I guess I unofficially define it as where you grew up, by which I mean where you went to elementary school. The town where your earliest memories happened and where your childhood friends were. For me, “native” and “home” towns are one and the same, but I can’t see calling a place my hometown just because I was born there, if I didn’t spend any of my formative years there and don’t have any memories of it.

It doesn’t make sense. I’m merely pointing out that traditionally in the South where you were born is your hometown, where you’re from, whether you remember living there or not.

Your hometown is wherever you say it is.

I sympathize with several earlier comments. I was born near an army base while my dad was being moved about over the South during the early years of WWII. We eventually returned to central Alabama to the town where both their families lived. I went to elementary school there and most of my childhood memories are from there.

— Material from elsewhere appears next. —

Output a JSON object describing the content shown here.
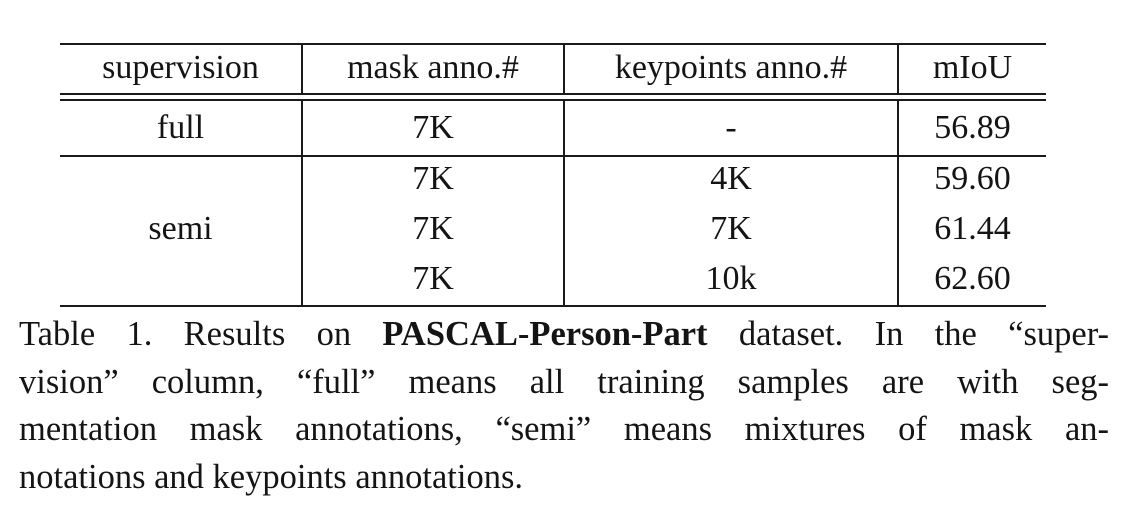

Later we moved to a larger town for my high school years where I spent the next six years. Then I moved to where I am now for my college years. I’ve been here for 51 years.

“Hometown” depends on context. My first thought is for the early years and the next stronger pull is to where I am now. High school years come in third and where I was born is last. I went back to my birthplace for the first time when I was in my 40’s and didn’t have any sense of “home” at all.

Most of us are. :wink:

I moved around so much that I just say my hometown is where I currently live at a given time. I never really felt any particular place as “home”.

Although about half of my childhood was spent in a small conservative redneck village in Michigan. It makes me so glad I’m in Seattle now away from all that.

I think your hometown is the one that you feel the most connected to. I lived for 18 years in one place, but then moved to where I am now more than 30 years ago. My parents and siblings have moved and I am no longer in contact with my old friends, so I consider my present town, where my husband and kids and current friends live, as my hometown.